I piloti di tutto il mondo hanno tanti miti ma dal 1978 la Parigi Dakar è per tutti loro una leggenda.
Una corsa che si snoda tra due continenti nata dal visionario pilota Thierry Sabine.
Il pilota durante una gara si ritrova a vagare nel deserto del Ténéré e pur al limite della propria sopravvivenza viene sopraffatto da quel mal d’Africa che lo avrebbe accompagnato fino all’ultimo giorno della sua vita.
Una sfida contro sé stesso, un amore incondizionato per l’avventura e una capacità di sognare e di trasmettere sogni impareggiabile.
L’Africa per lui è l’ultima frontiera dove poter affrontare non solo le difficoltà di un territorio con le proprie doti sportive ma soprattutto i propri limiti.
Così Thierry concepisce un percorso inverso: dalla capitale francese a quella del Senegal, dando vita alla leggendaria Parigi Dakar.
Siamo nel 1977 e durante la Abidjan-Nizza il pilota francese si perde tra le dune ed inizia a misurarsi per la prima volta non solo con la natura ma con sé stesso.
Thierry vive ogni suo giorno come un esploratore e un avventuriero d’altri tempi con un’audacia al limite della temerarietà.
Il suo spirito ha sempre spronato tutti ad affrontare prove impensabili e a non fermarsi né a fermare la gara per nessun motivo al mondo.
La Parigi Dakar, nata come Oasis, rappresenta tutto quello che era Thierry: avventura, rischio, tenacia e grande amore per la vita.
Soprannominato il Gabbiano, il pilota francese volteggiava col suo elicottero per controllare il percorso rassicurando e incitando allo stesso tempo i partecipanti a non arrendersi mai.
In una triste notte del 1986 il Gabbiano fece il suo ultimo volo quando una tempesta di sabbia lo avvolse privandoci di una figura leggendaria.

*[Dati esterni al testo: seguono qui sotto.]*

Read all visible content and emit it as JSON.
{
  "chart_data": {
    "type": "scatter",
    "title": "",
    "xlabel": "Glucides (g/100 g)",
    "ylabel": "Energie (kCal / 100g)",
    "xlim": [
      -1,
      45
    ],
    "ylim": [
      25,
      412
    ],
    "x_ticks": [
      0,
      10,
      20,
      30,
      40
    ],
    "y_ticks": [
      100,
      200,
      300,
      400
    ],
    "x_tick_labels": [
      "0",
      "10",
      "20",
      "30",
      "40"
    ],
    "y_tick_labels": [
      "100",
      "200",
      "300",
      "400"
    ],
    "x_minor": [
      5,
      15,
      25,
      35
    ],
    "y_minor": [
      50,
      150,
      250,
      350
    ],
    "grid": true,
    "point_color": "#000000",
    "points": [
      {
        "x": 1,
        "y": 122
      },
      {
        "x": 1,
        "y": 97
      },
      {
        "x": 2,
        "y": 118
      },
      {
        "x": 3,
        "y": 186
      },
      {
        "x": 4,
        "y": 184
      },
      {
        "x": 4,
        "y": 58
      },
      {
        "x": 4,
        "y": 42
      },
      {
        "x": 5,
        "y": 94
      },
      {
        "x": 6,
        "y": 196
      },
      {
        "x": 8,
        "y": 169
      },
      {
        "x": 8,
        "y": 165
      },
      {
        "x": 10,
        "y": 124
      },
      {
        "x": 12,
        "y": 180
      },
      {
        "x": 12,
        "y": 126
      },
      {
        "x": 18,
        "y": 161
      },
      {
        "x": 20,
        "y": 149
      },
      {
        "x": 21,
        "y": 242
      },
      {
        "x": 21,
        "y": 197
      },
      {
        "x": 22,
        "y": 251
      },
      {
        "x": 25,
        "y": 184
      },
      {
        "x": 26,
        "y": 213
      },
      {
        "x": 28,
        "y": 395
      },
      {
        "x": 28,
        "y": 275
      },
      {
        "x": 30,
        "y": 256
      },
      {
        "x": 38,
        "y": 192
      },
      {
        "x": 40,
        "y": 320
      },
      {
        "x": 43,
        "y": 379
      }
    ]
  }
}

Una gara definita maledetta che ha visto spezzarsi numerose vite di intrepidi piloti.
Auto, moto, camion e quad: ogni pilota sceglie il mezzo con cui cimentarsi in questo inferno fatto di sabbia, rocce, motori ruggenti e tanto coraggio.
L’originario Parigi Dakar si estende per oltre 10.000 km partendo dalla capitale francese, attraversando la penisola iberica e affrontando gli aspri territori di Marocco, Mauritania e Senegal.

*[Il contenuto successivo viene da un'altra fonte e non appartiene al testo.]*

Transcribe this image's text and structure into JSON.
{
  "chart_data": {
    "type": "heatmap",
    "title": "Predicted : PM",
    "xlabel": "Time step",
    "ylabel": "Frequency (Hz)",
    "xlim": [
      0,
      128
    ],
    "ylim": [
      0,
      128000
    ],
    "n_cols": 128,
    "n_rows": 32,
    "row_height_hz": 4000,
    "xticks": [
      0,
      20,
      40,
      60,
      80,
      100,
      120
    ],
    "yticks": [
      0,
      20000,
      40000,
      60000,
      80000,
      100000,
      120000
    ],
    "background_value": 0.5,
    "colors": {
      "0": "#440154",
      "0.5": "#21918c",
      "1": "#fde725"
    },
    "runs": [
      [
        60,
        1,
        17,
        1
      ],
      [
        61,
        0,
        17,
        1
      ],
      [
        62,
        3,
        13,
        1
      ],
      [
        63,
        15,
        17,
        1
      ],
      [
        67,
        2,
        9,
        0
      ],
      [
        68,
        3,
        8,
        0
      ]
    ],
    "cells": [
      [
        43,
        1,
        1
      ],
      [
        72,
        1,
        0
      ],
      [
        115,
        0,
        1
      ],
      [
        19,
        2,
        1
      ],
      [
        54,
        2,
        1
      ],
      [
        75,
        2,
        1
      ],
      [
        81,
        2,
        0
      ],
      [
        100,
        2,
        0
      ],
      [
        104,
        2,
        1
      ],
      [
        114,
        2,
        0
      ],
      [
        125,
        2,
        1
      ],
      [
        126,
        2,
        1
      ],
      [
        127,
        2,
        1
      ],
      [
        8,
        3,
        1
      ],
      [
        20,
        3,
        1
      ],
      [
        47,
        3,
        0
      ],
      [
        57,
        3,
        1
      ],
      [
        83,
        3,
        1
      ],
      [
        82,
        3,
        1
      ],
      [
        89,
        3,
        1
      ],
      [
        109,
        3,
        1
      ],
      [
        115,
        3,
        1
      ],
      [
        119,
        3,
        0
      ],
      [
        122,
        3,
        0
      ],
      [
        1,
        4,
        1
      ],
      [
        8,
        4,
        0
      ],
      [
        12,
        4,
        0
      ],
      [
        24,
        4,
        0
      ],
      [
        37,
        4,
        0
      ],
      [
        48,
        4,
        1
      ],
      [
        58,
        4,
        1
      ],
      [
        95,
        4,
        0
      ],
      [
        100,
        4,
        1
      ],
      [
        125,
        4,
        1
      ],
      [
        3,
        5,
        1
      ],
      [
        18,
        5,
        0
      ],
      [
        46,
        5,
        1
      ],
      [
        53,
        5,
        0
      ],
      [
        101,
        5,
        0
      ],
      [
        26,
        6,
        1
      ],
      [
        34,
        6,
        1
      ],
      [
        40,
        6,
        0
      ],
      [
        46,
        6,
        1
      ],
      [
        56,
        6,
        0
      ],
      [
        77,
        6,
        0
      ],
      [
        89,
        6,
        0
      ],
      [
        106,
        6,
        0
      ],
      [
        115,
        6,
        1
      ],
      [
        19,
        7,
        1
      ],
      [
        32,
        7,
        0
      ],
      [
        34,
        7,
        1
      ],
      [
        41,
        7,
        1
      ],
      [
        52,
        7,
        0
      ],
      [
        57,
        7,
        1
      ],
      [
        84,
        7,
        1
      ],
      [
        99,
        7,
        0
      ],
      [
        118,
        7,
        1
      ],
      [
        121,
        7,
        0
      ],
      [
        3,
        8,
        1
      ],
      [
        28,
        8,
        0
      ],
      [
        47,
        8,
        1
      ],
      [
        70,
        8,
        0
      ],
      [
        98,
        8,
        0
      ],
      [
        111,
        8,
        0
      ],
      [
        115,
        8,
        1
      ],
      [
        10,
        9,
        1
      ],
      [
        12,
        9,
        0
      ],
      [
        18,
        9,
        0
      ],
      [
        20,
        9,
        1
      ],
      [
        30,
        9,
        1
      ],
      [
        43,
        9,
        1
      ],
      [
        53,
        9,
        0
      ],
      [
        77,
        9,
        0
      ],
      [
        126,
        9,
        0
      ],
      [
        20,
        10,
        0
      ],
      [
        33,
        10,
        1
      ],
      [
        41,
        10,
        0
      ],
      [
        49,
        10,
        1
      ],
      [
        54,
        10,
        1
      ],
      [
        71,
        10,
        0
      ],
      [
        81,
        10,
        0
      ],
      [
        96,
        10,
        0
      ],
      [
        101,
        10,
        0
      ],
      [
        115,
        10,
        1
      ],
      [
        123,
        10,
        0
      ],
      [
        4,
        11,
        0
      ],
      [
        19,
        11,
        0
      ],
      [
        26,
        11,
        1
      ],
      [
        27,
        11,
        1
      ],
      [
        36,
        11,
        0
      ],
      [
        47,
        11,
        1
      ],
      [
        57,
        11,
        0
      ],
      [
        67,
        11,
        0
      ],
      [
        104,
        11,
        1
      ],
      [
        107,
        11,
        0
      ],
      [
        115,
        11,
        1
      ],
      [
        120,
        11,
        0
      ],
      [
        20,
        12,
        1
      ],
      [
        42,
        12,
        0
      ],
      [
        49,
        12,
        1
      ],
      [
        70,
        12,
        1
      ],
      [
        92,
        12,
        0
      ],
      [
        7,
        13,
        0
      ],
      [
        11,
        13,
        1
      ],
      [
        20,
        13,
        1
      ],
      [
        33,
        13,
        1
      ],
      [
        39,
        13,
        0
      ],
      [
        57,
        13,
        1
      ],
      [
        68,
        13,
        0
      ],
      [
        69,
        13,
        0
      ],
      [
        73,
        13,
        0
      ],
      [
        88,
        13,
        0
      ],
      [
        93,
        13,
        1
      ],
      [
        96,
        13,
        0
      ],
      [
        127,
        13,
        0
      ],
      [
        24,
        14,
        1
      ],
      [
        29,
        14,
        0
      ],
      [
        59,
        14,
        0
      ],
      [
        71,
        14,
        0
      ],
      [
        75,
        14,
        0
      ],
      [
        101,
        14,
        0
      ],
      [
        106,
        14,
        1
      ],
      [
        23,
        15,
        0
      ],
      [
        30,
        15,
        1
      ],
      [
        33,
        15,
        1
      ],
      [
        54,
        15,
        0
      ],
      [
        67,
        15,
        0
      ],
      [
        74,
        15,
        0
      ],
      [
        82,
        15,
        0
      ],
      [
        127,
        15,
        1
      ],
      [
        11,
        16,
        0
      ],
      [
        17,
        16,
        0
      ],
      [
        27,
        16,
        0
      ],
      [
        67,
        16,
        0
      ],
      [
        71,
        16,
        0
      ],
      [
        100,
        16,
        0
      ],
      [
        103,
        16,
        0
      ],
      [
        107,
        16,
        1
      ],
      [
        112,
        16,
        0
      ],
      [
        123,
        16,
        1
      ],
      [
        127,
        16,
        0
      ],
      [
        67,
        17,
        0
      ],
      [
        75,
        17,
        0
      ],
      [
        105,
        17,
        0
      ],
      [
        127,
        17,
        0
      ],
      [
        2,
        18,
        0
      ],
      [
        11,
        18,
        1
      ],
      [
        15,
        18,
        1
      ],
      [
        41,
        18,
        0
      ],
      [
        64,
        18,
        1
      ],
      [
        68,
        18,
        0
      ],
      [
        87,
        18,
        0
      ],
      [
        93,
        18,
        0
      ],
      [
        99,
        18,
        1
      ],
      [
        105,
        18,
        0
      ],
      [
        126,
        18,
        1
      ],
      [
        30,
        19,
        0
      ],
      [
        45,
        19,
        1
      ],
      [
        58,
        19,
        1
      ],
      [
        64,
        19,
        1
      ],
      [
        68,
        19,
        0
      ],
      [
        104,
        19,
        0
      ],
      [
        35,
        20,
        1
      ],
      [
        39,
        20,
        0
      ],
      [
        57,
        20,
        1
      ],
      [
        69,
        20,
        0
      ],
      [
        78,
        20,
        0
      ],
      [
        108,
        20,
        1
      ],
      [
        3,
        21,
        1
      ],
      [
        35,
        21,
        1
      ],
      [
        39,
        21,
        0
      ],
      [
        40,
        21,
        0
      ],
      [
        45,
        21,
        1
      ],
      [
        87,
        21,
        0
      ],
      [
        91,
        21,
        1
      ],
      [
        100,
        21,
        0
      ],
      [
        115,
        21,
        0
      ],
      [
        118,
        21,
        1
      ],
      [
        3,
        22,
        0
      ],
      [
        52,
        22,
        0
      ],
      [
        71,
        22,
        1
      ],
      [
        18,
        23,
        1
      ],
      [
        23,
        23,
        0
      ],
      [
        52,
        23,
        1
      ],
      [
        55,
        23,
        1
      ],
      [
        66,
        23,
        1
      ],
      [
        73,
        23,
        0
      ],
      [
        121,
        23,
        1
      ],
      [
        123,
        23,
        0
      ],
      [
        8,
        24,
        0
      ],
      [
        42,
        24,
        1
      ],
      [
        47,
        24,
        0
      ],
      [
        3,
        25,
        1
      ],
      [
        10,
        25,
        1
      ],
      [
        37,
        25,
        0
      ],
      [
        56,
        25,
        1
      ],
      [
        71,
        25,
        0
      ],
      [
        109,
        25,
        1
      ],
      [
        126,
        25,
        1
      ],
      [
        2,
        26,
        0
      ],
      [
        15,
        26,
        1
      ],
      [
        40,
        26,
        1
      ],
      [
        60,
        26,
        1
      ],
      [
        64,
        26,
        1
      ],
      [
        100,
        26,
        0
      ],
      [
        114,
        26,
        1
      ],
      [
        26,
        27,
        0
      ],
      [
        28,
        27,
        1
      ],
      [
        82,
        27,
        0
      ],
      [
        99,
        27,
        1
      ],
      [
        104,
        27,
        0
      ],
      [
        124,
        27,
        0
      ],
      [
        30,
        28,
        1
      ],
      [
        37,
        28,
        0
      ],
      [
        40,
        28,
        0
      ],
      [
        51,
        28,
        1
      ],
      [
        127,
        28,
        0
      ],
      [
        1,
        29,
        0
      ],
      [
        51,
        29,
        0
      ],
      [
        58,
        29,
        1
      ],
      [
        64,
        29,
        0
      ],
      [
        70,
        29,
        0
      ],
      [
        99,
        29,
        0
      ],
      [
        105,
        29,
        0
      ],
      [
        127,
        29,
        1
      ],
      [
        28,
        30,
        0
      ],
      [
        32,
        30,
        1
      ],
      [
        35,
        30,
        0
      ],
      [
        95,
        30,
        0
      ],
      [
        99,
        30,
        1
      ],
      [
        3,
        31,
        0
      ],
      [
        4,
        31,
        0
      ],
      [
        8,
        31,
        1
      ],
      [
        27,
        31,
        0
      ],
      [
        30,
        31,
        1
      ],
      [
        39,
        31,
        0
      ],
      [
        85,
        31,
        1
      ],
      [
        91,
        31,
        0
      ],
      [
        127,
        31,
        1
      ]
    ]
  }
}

Luoghi ostili che conferiscono al rally la sua temibile fama.
Dal 2009 la minaccia terroristica ha costretto gli organizzatori a trasferire la competizione in Sudamerica e il percorso si è articolato tra Argentina, Bolivia, Cile e Uruguay.

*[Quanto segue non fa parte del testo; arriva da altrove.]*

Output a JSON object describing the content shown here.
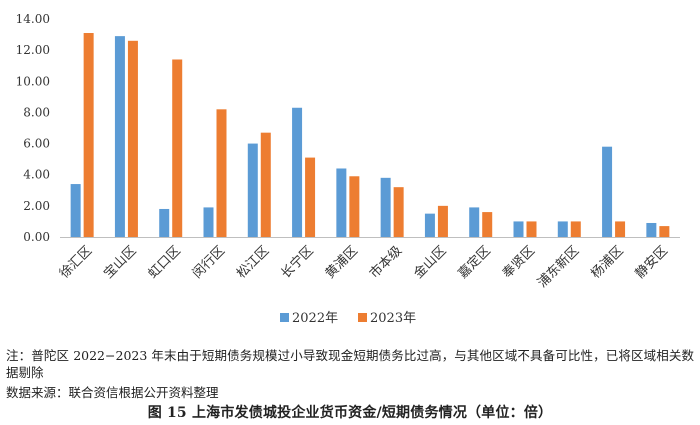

Nel 2019 la gara si è tenuta nel solo Perù con un percorso ridotto di soli 5.000 chilometri ma altrettanto impegnativo.
La Parigi Dakar è per pochi, ogni pilota che decide di affrontarla mette in conto che quella scelta potrà costargli la vita.
Negli ultimi tre anni la temibile gara si è svolta nei deserti dell’Arabia Saudita.
Si è conclusa da poco la quarantacinquesima edizione del rally più amato e discusso del mondo, quel rally che ha fatto sognare molti piloti ma anche piangere molte vite giovani vite spezzate.
Il bilancio attuale è di oltre 70 vittime su questo ostico percorso che continua però a restare il massimo traguardo nella vita di un pilota.
La competizione si è svolta interamente in Arabia Saudita per oltre 8.000 chilometri dove oltre la metà del percorso è stato dedicato a prove speciali.
Ottocento venti concorrenti, oltre cinquanta donne, due settimane e quattordici tappe ciascuna delle quali prevede un’ardua prova cronometrata che farà dare il massimo ad ogni partecipante.
L’Argentina trionfa nella categoria moto con Kevin Benavides a bordo della sua grandiosa KTM.
Nelle auto esulta Al-Attiyah con la sua inseparabile e inarrestabile Toyota.
Nomi destinati a diventare leggenda come ogni temerario partecipante dell’unico e impareggiabile Parigi Dakar.